Beneath those headline numbers is, of course, plenty of detail. And most of it is positive.
PR’s efforts to become more diverse are succeeding- In 2018, its composition is 89% White, down from 91%; and it is 86% British, down from 89% in 2016. Nonetheless, we shan’t be complacent.
We are evaluating our work more intelligently – just 12% of PR and communications practitioners use AVEs, down from 16% in2016. AMEC’s work here has been determined and successful.
Salaries are up -albeit marginally.
Our apprenticeship programme is working -19% of our fellow practitioners do not hold a degree.

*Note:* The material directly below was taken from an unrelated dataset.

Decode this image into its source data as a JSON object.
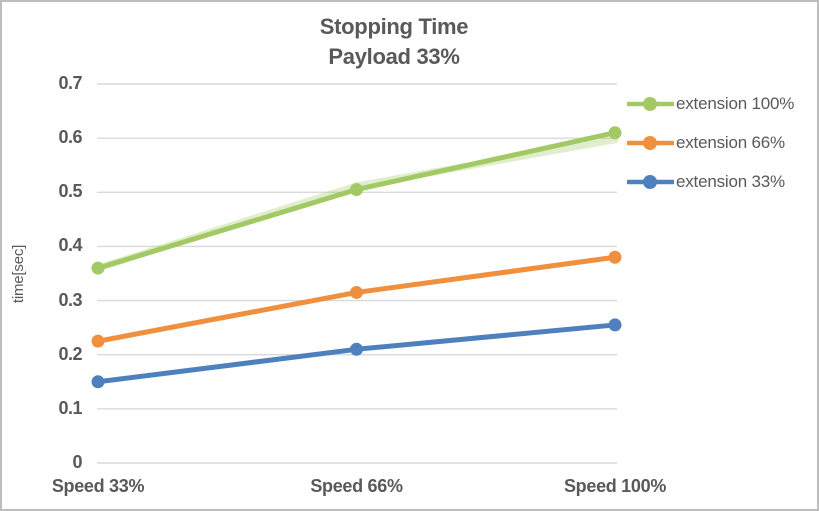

And we are increasingly professional. 56% of practitioners describe PR as a profession, just 35% see it as an industry. This represents a 5% shift towards ‘profession’ since 2016. Let me be clear here. I've always chosen to use the word industry rather than profession. But times change. As of today, I’m going for the P word. It’s clearly more appropriate.
What’s not so good?
The gender pay gap.
It’s become worse over the past two years. It’s 21%-3.2% higher than two years ago. In an industry which is 66% female, this is simply intolerable.
On the back of this, we will redouble our efforts with Women In PR and Global Women In PR, under the respective leaderships of Bibi Hilton, Sue Hardwick, and Angela Oakes. This situation simply cannot be allowed to persist.
So there are challenges. But they are challenges that we can face with confidence. Because PR’s story is a success story. And the future is bright. The profession is, one might say, in rude health.